3. OPERATIONAL FRAMEWORK
3.1 Materials
3.1.1 Software
Microsoft Visual Studio/Xamarin
Microsoft Visual Studio is an Integrated Development Environment (IDE) from Microsoft. It
is used to develop computer programs as well as wed sites, wed apps, wed services, and
mobile apps
Xamarin is a mobile app development platform for building native iOS,Android, and
Windows apps from a common C#/.NET code base,achieving 75% to nearly 100% codes
reuse between platforms
Our Group Plan to use this IDE and plarform Because Microsoft Visual Studio also use C#
language which is our Group are planning to use to develop our application
OpenCV
It is a open source computer vision and machine learning software library.
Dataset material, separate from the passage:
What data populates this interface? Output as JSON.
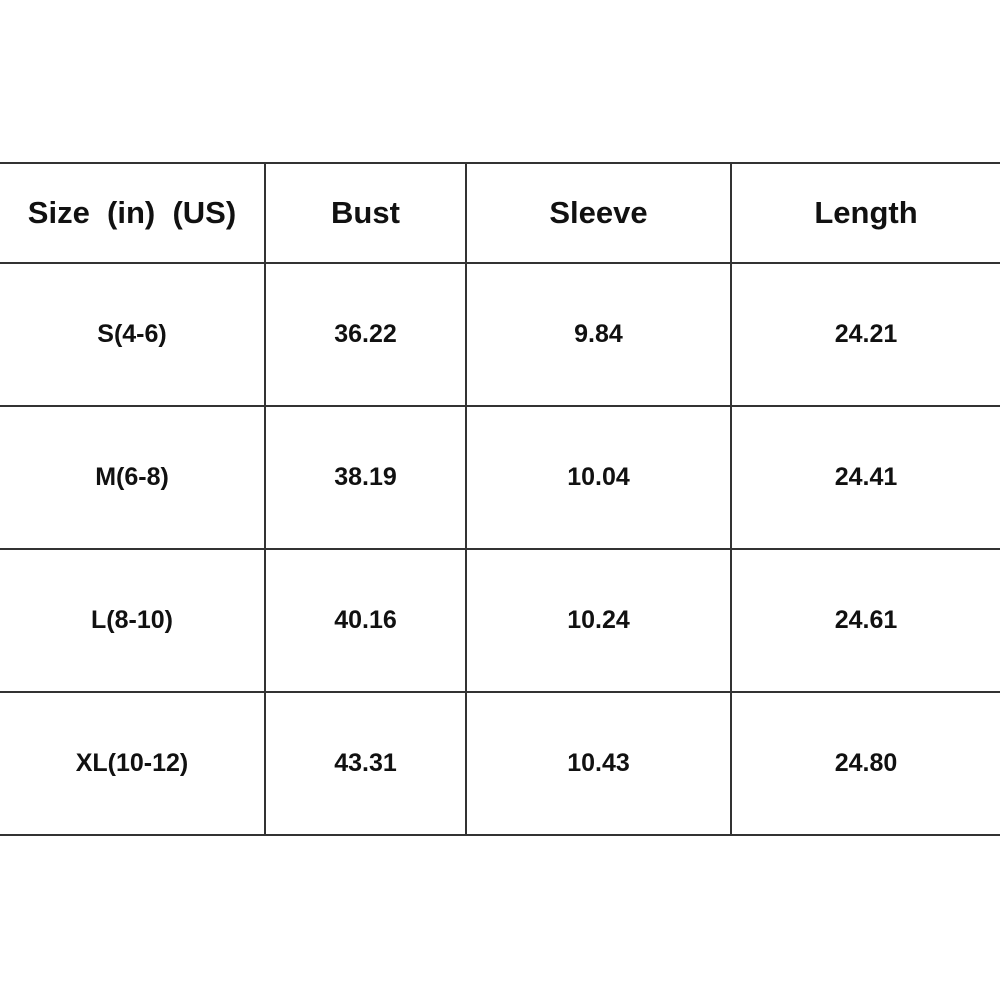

OpenCV was built
to provide a common infrastructure for computer vision application and to accelerate the
use of machine perception in the commercial product. Being a BSD licensed product
Our Group Planning to use this machine learning to recognize the Fingerspelling and also
OpenCV was using C# which is the language were going to use to develop our application
3.1.2 Hardware
Laptop
A computer that is portable and suitable for use while travelling
Our Group are Planning to use this Because Laptop can anywhere you are and also it
function as computer which is allowed as to develop our application.
Smartphone
A mobile phone that performs many of the function of computer, typically having a
touchscreen interface, internet access, and an operating system capable of running
download applications.
Our Group are Planning to use this as test subject Because SmarthPhone can
perform as a computer which is good for a test subject for our application.
3.1.3 DATA
Voice, Visual, Fingerspelling
3.2 METHOD
3.2.1 Algorithm Under Study
End Point Detection
The speech signals at low frequencies have more energy than at high frequencies.
Therefore, the energies of signal are necessary to be boost at high frequencies.
According to the saturation of environment, the unwanted noise may affect the
recognition rate worse. This problem can be overcome by end point detection
method
Mel Frequency Cepstral Coefficient (MFCC)
Feature extraction is the most important part of the entire system. The aim of
feature extraction is to reduce the data size of the speech signal before pattern
classification or recognition
Color Model
Is a system for creating a full range of colours from a small set of primary colors.
There are two types of colour models: additive and subtractive. Additive color
models use light to display color, while subtractive color models use printing inks.
The most common color models that graphic designers work with are the CMYK
model for printing and the RGB model for computer display.
Image segmentation
Is the process of partitioning a digital image into multiple segments The goal of
segmentation is to simplify and/or change the representation of an image into
something that is more meaningful and easier to analyze Image segmentation is
typically used to locate objects and boundaries (lines, curves, etc.) in images. More
precisely, image segmentation is the process of assigning a label to every pixel in an
image such that pixels with the same label share certain characteristics.